You can merge GBZ files for individual chromosomes, assuming that no node-to-segment translation was created during GBZ construction. That means all per-chromosome graphs must use non-overlapping integer identifiers for the nodes, and no node is longer than 1024 bp. (You can increase the limit from 1024 bp, but then many vg tools cannot use the graph.)

First you extract the GBWT indexes from the per-chromosome graphs:

vg gbwt -o chrN.gbwt -Z chrN.gbz

Then you merge them using the fast algorithm:

vg gbwt -o merged.gbwt --fast chr1.gbwt chr2.gbwt chr3.gbwt ...
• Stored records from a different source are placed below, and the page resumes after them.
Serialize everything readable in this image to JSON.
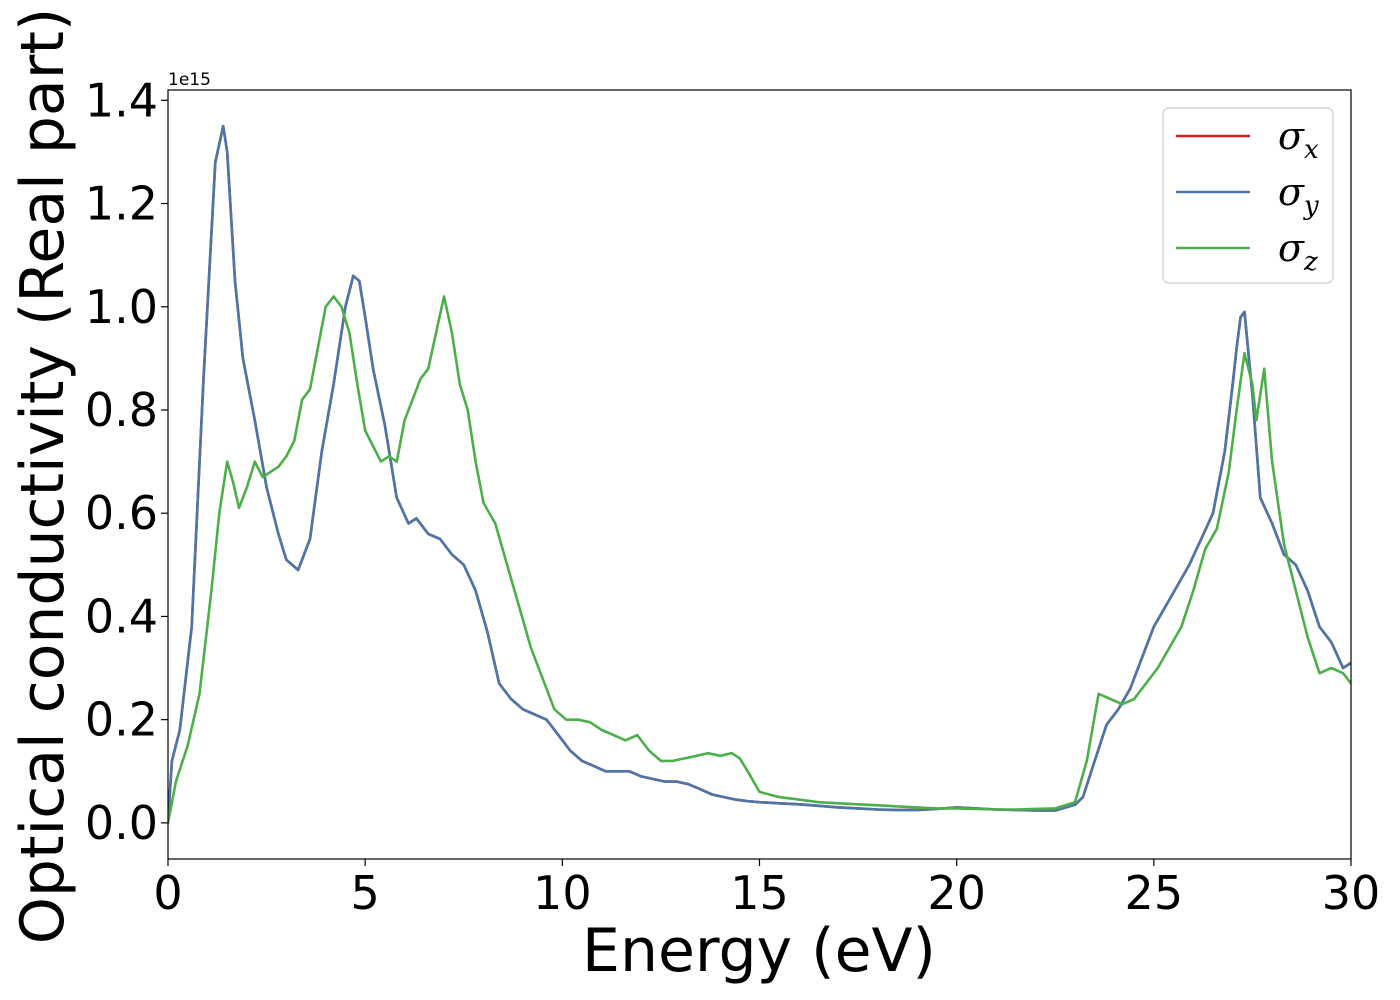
{
  "chart_data": {
    "type": "line",
    "xlabel": "Energy (eV)",
    "ylabel": "Optical conductivity (Real part)",
    "offset_text": "1e15",
    "xlim": [
      0,
      30
    ],
    "ylim": [
      -0.07,
      1.42
    ],
    "xticks": [
      0,
      5,
      10,
      15,
      20,
      25,
      30
    ],
    "xtick_labels": [
      "0",
      "5",
      "10",
      "15",
      "20",
      "25",
      "30"
    ],
    "yticks": [
      0.0,
      0.2,
      0.4,
      0.6,
      0.8,
      1.0,
      1.2,
      1.4
    ],
    "ytick_labels": [
      "0.0",
      "0.2",
      "0.4",
      "0.6",
      "0.8",
      "1.0",
      "1.2",
      "1.4"
    ],
    "grid": false,
    "legend_position": "top-right",
    "series": [
      {
        "name": "σx",
        "symbol": "σ",
        "subscript": "x",
        "color": "#e41a1c",
        "x": [
          0,
          0.1,
          0.3,
          0.6,
          0.9,
          1.2,
          1.4,
          1.5,
          1.7,
          1.9,
          2.2,
          2.5,
          2.8,
          3.0,
          3.3,
          3.6,
          3.9,
          4.2,
          4.5,
          4.7,
          4.85,
          5.0,
          5.2,
          5.5,
          5.8,
          6.1,
          6.3,
          6.6,
          6.9,
          7.2,
          7.5,
          7.8,
          8.1,
          8.4,
          8.7,
          9.0,
          9.3,
          9.6,
          9.9,
          10.2,
          10.5,
          10.8,
          11.1,
          11.4,
          11.7,
          12.0,
          12.3,
          12.6,
          12.9,
          13.2,
          13.5,
          13.8,
          14.1,
          14.4,
          14.7,
          15.0,
          15.5,
          16.0,
          16.5,
          17.0,
          17.5,
          18.0,
          18.5,
          19.0,
          19.5,
          20.0,
          20.5,
          21.0,
          21.5,
          22.0,
          22.5,
          23.0,
          23.2,
          23.5,
          23.8,
          24.1,
          24.4,
          24.7,
          25.0,
          25.3,
          25.6,
          25.9,
          26.2,
          26.5,
          26.8,
          27.0,
          27.1,
          27.2,
          27.3,
          27.5,
          27.7,
          28.0,
          28.3,
          28.6,
          28.9,
          29.2,
          29.5,
          29.8,
          30.0
        ],
        "y": [
          0.0,
          0.12,
          0.18,
          0.38,
          0.86,
          1.28,
          1.35,
          1.3,
          1.05,
          0.9,
          0.78,
          0.65,
          0.56,
          0.51,
          0.49,
          0.55,
          0.72,
          0.85,
          1.0,
          1.06,
          1.05,
          0.98,
          0.88,
          0.77,
          0.63,
          0.58,
          0.59,
          0.56,
          0.55,
          0.52,
          0.5,
          0.45,
          0.37,
          0.27,
          0.24,
          0.22,
          0.21,
          0.2,
          0.17,
          0.14,
          0.12,
          0.11,
          0.1,
          0.1,
          0.1,
          0.09,
          0.085,
          0.08,
          0.08,
          0.075,
          0.065,
          0.055,
          0.05,
          0.045,
          0.042,
          0.04,
          0.038,
          0.036,
          0.033,
          0.03,
          0.028,
          0.026,
          0.025,
          0.025,
          0.027,
          0.03,
          0.028,
          0.026,
          0.025,
          0.024,
          0.024,
          0.035,
          0.05,
          0.12,
          0.19,
          0.22,
          0.26,
          0.32,
          0.38,
          0.42,
          0.46,
          0.5,
          0.55,
          0.6,
          0.72,
          0.85,
          0.92,
          0.98,
          0.99,
          0.83,
          0.63,
          0.58,
          0.52,
          0.5,
          0.45,
          0.38,
          0.35,
          0.3,
          0.31
        ]
      },
      {
        "name": "σy",
        "symbol": "σ",
        "subscript": "y",
        "color": "#4a77aa",
        "x": [
          0,
          0.1,
          0.3,
          0.6,
          0.9,
          1.2,
          1.4,
          1.5,
          1.7,
          1.9,
          2.2,
          2.5,
          2.8,
          3.0,
          3.3,
          3.6,
          3.9,
          4.2,
          4.5,
          4.7,
          4.85,
          5.0,
          5.2,
          5.5,
          5.8,
          6.1,
          6.3,
          6.6,
          6.9,
          7.2,
          7.5,
          7.8,
          8.1,
          8.4,
          8.7,
          9.0,
          9.3,
          9.6,
          9.9,
          10.2,
          10.5,
          10.8,
          11.1,
          11.4,
          11.7,
          12.0,
          12.3,
          12.6,
          12.9,
          13.2,
          13.5,
          13.8,
          14.1,
          14.4,
          14.7,
          15.0,
          15.5,
          16.0,
          16.5,
          17.0,
          17.5,
          18.0,
          18.5,
          19.0,
          19.5,
          20.0,
          20.5,
          21.0,
          21.5,
          22.0,
          22.5,
          23.0,
          23.2,
          23.5,
          23.8,
          24.1,
          24.4,
          24.7,
          25.0,
          25.3,
          25.6,
          25.9,
          26.2,
          26.5,
          26.8,
          27.0,
          27.1,
          27.2,
          27.3,
          27.5,
          27.7,
          28.0,
          28.3,
          28.6,
          28.9,
          29.2,
          29.5,
          29.8,
          30.0
        ],
        "y": [
          0.0,
          0.12,
          0.18,
          0.38,
          0.86,
          1.28,
          1.35,
          1.3,
          1.05,
          0.9,
          0.78,
          0.65,
          0.56,
          0.51,
          0.49,
          0.55,
          0.72,
          0.85,
          1.0,
          1.06,
          1.05,
          0.98,
          0.88,
          0.77,
          0.63,
          0.58,
          0.59,
          0.56,
          0.55,
          0.52,
          0.5,
          0.45,
          0.37,
          0.27,
          0.24,
          0.22,
          0.21,
          0.2,
          0.17,
          0.14,
          0.12,
          0.11,
          0.1,
          0.1,
          0.1,
          0.09,
          0.085,
          0.08,
          0.08,
          0.075,
          0.065,
          0.055,
          0.05,
          0.045,
          0.042,
          0.04,
          0.038,
          0.036,
          0.033,
          0.03,
          0.028,
          0.026,
          0.025,
          0.025,
          0.027,
          0.03,
          0.028,
          0.026,
          0.025,
          0.024,
          0.024,
          0.035,
          0.05,
          0.12,
          0.19,
          0.22,
          0.26,
          0.32,
          0.38,
          0.42,
          0.46,
          0.5,
          0.55,
          0.6,
          0.72,
          0.85,
          0.92,
          0.98,
          0.99,
          0.83,
          0.63,
          0.58,
          0.52,
          0.5,
          0.45,
          0.38,
          0.35,
          0.3,
          0.31
        ]
      },
      {
        "name": "σz",
        "symbol": "σ",
        "subscript": "z",
        "color": "#4daf4a",
        "x": [
          0,
          0.2,
          0.5,
          0.8,
          1.1,
          1.3,
          1.5,
          1.65,
          1.8,
          2.0,
          2.2,
          2.4,
          2.6,
          2.8,
          3.0,
          3.2,
          3.4,
          3.6,
          3.8,
          4.0,
          4.2,
          4.4,
          4.6,
          4.8,
          5.0,
          5.2,
          5.4,
          5.6,
          5.8,
          6.0,
          6.2,
          6.4,
          6.6,
          6.8,
          7.0,
          7.2,
          7.4,
          7.6,
          7.8,
          8.0,
          8.3,
          8.6,
          8.9,
          9.2,
          9.5,
          9.8,
          10.1,
          10.4,
          10.7,
          11.0,
          11.3,
          11.6,
          11.9,
          12.2,
          12.5,
          12.8,
          13.1,
          13.4,
          13.7,
          14.0,
          14.3,
          14.5,
          14.7,
          15.0,
          15.5,
          16.0,
          16.5,
          17.0,
          17.5,
          18.0,
          18.5,
          19.0,
          19.5,
          20.0,
          20.5,
          21.0,
          21.5,
          22.0,
          22.5,
          23.0,
          23.3,
          23.6,
          23.9,
          24.2,
          24.5,
          24.8,
          25.1,
          25.4,
          25.7,
          26.0,
          26.3,
          26.6,
          26.9,
          27.1,
          27.3,
          27.5,
          27.6,
          27.8,
          28.0,
          28.3,
          28.6,
          28.9,
          29.2,
          29.5,
          29.8,
          30.0
        ],
        "y": [
          0.0,
          0.08,
          0.15,
          0.25,
          0.45,
          0.6,
          0.7,
          0.66,
          0.61,
          0.65,
          0.7,
          0.67,
          0.68,
          0.69,
          0.71,
          0.74,
          0.82,
          0.84,
          0.92,
          1.0,
          1.02,
          1.0,
          0.95,
          0.85,
          0.76,
          0.73,
          0.7,
          0.71,
          0.7,
          0.78,
          0.82,
          0.86,
          0.88,
          0.95,
          1.02,
          0.95,
          0.85,
          0.8,
          0.7,
          0.62,
          0.58,
          0.5,
          0.42,
          0.34,
          0.28,
          0.22,
          0.2,
          0.2,
          0.195,
          0.18,
          0.17,
          0.16,
          0.17,
          0.14,
          0.12,
          0.12,
          0.125,
          0.13,
          0.135,
          0.13,
          0.135,
          0.125,
          0.1,
          0.06,
          0.05,
          0.045,
          0.04,
          0.038,
          0.036,
          0.034,
          0.032,
          0.03,
          0.028,
          0.028,
          0.027,
          0.026,
          0.026,
          0.027,
          0.028,
          0.04,
          0.12,
          0.25,
          0.24,
          0.23,
          0.24,
          0.27,
          0.3,
          0.34,
          0.38,
          0.45,
          0.53,
          0.57,
          0.68,
          0.8,
          0.91,
          0.85,
          0.78,
          0.88,
          0.7,
          0.54,
          0.45,
          0.36,
          0.29,
          0.3,
          0.29,
          0.27
        ]
      }
    ]
  }
}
Then you create a version of the whole-genome GFA with nodes and edges but no paths and use it to build the merged GBZ:

grep -v "^P" whole-genome.gfa > graph-only.gfa
vg gbwt -x graph-only.gfa -g merged.gbz --gbz-format merged.gbwt

The actual reason for the slow construction is probably the graph, which breaks some of the assumptions GBWT makes. In particular, there may be heavily collapsed regions where some nodes have a large number of neighbors and most haplotypes visit the nodes a large number of times. That issue with PGGB graphs was already mentioned in the paper, as was the solution. It would require a few weeks of data structure work, which I still haven't found the time to do.

Additionally, the same issue that makes the construction slow with PGGB graphs also makes GBZ slow in those regions. The solution is similar, but it requires even more work.